Genausowenig wie es sinnvoll ist, alles bis zum Endkunden mit dem Lastwagen zu liefern, gilt das auch für Kleinlieferwagen. Das beste wäre sowieso, wenn die Bahn den meisten Lieferverkehr bis zu den jeweiligen Zielstädten übernähme und dann auf die entsprechenden Fahrzeuge umgepackt würde. Hatten wir übrigens alles schon mal, bevor in den 70gern die Grundstzentscheidung gegen die Bahn und für den lastwagenorientierten Autobahnausbau gefällt wurde.

Der Einsatz von Lastenrädern ist also eine praktische Frage und nicht einer der Ideologie. Dabei werden unter ähnlichen gesellschaftlichen und sozialen Bedingungen Last- und Lieferwagenfahrer genauso ausgebeutet wie Fahrradlasttransporteure.

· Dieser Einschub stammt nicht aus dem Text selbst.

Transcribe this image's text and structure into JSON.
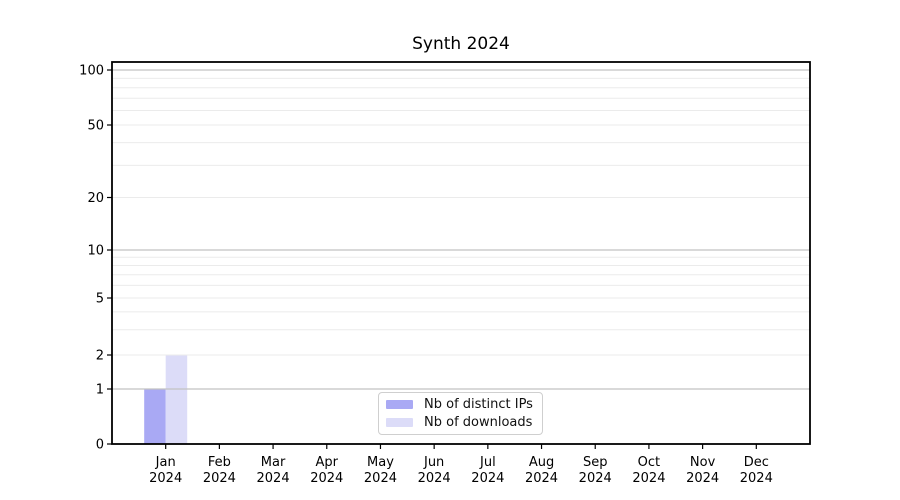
{
  "chart_data": {
    "type": "bar",
    "title": "Synth 2024",
    "x_tick_months": [
      "Jan",
      "Feb",
      "Mar",
      "Apr",
      "May",
      "Jun",
      "Jul",
      "Aug",
      "Sep",
      "Oct",
      "Nov",
      "Dec"
    ],
    "x_tick_year": "2024",
    "yscale": "symlog",
    "ylim": [
      0,
      110
    ],
    "yticks": [
      0,
      1,
      2,
      5,
      10,
      20,
      50,
      100
    ],
    "major_gridlines": [
      1,
      10,
      100
    ],
    "minor_gridlines": [
      2,
      3,
      4,
      5,
      6,
      7,
      8,
      9,
      20,
      30,
      40,
      50,
      60,
      70,
      80,
      90
    ],
    "grid": "on",
    "legend_position": "lower center",
    "colors": {
      "grid_major": "#c2c2c2",
      "grid_minor": "#ebebeb",
      "axis": "#000000",
      "text": "#000000",
      "background": "#ffffff"
    },
    "series": [
      {
        "name": "Nb of distinct IPs",
        "color": "#a9a9f4",
        "values": [
          1,
          0,
          0,
          0,
          0,
          0,
          0,
          0,
          0,
          0,
          0,
          0
        ]
      },
      {
        "name": "Nb of downloads",
        "color": "#dcdcf8",
        "values": [
          2,
          0,
          0,
          0,
          0,
          0,
          0,
          0,
          0,
          0,
          0,
          0
        ]
      }
    ]
  }
}
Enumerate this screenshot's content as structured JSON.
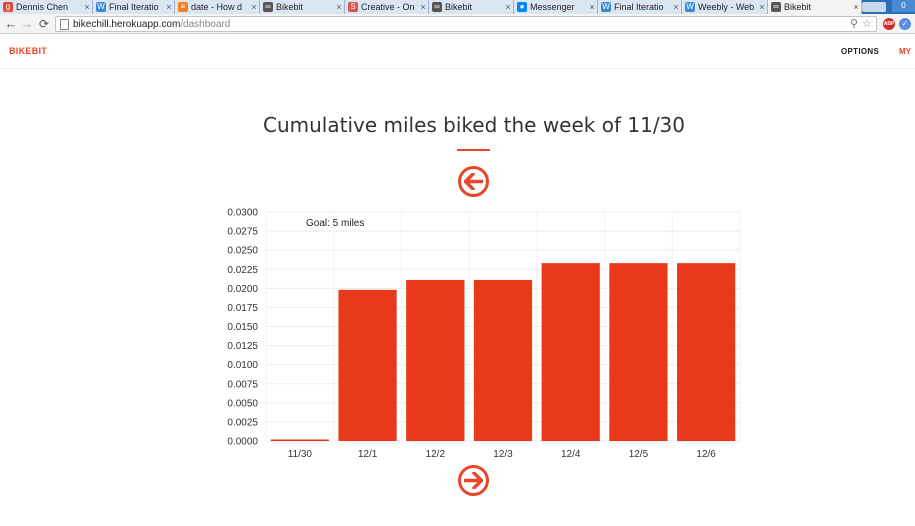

Auf Grund des körperlichen Trainings könnte es dabei den Letzteren sogar noch relativ besser gehen.

Löst euch also bitte von den Bildern mittelalterlichen Sänftenträger und ausgelaugten asiatischen Lastenkulis jeder Art. Kuckt euch stattdessen mal eine neues high-tech Lastenrad an und probiert es aus. Ihr werdet staunen und euer Urteil revidieren. Natürlich geht damit nicht alles, aber vieles mehr als sich die meisten vorstellen können.

Was die Verkehrsdichte betrifft, sind kleine Fahreinheiten immer flexibler als große und haben bei kleinerer Beladung im Durchschnitt auch wesentliche geringere Parkzeiten. Das ist für den Gesamtverkehr am Ende ein Nullsummenspiel, wenn jeweils das optimale Verhältnis von Größe, Menge, Gewicht und Fahrzeug gefunden wird. Ist der Gesamtverkehr aber als solcher zu groß, ändert auch das nichts am Dauerstau und Parkplatznot auf und an allen Verkehrswegen.